When I was a student, I had health care coverage, a decent PPO at that, through my university. It wasn't that expensive, either (a little over $100 a month). That coverage runs out at the end of August. Which is in ... *gulp* ... about six weeks. I was hoping that my part-time lab job might, just might, offer health benefits. But I just got the new-hire paperwork e-mailed to me today, and one of the stipulations for the position is that I don't qualify for benefits. None.
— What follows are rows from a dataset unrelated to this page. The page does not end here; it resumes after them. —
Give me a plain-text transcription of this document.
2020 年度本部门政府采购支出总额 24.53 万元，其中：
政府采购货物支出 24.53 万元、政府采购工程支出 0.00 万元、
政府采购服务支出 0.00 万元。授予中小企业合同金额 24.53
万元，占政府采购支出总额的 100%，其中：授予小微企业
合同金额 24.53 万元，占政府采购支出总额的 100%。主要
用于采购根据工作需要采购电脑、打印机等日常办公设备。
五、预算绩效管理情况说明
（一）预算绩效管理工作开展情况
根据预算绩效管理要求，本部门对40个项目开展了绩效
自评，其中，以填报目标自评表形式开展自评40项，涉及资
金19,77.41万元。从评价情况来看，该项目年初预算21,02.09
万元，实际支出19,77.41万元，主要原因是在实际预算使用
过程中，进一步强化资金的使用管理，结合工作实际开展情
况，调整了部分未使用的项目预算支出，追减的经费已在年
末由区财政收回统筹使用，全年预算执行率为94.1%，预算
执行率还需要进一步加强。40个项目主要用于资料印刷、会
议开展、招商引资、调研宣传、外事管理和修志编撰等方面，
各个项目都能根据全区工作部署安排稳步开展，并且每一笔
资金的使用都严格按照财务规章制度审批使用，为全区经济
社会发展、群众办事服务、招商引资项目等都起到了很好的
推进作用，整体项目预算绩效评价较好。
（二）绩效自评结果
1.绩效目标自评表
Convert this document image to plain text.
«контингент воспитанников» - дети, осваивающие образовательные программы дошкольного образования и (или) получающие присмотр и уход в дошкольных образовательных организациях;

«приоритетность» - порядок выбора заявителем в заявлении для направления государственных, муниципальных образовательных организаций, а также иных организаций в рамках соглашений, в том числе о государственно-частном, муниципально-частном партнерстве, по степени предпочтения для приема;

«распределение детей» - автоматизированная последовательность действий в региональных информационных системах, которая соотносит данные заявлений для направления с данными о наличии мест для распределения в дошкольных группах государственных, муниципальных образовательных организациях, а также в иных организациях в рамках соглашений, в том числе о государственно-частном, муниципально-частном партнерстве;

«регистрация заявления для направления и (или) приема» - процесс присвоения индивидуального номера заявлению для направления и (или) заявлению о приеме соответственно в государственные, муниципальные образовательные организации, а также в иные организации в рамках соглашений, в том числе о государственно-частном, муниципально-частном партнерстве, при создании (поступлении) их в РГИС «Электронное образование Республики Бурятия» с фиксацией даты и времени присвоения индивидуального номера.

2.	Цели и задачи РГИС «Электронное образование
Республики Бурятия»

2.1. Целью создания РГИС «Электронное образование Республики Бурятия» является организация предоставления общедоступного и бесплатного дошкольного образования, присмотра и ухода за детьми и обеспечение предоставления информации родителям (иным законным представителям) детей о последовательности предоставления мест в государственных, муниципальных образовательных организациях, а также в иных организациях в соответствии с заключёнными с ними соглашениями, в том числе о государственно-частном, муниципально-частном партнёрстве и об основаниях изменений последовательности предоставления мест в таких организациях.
So I am left in a quandary. There is absolutely no way I can afford comprehensive (i.e., decent) coverage out of pocket. And as I understand it, the Affordable Care Act health insurance "exchanges" that would make decent insurance more affordable for people like me don't go into effect until 2014. By that time, I will hopefully be starting medical school, and will be again covered under a university policy.
The question remains: What do I do until then?
|The uninsured rate for children has gone down between|
2007 and 2010 (thank god!), but has risen for
nonelderly adults from 19.1% to 22.0%, according
to this data from the Kaiser Family Foundation's site.
For kicks, I just now got an online insurance quote from Blue Cross and Blue Shield of Illinois. Out of curiosity, more than anything; mainly I chose BCBS IL because they were my previous insurance carrier and I'm familiar with them. The coverage I was quoted (which is obviously not guaranteed) ranges from about $175 (for a $5,000 deductible plan with 80% coverage after that) to almost $700 (for a $0 deductible plan with 100% coverage). Even for the most basic plan, which would provide me with absolutely no benefits unless something catastrophic happened, I would be paying $60 more than I am paying for my student plan now, which offers excellent benefits. It's a sad situation. For me, and for 49 million other Americans.
While I guess I won't be completely uninsured, I will be practically uninsured, which is scary. If I get sick, I will have to pay to go see the doctor. And those bills can add up really quickly. Well, let's hope they don't, right?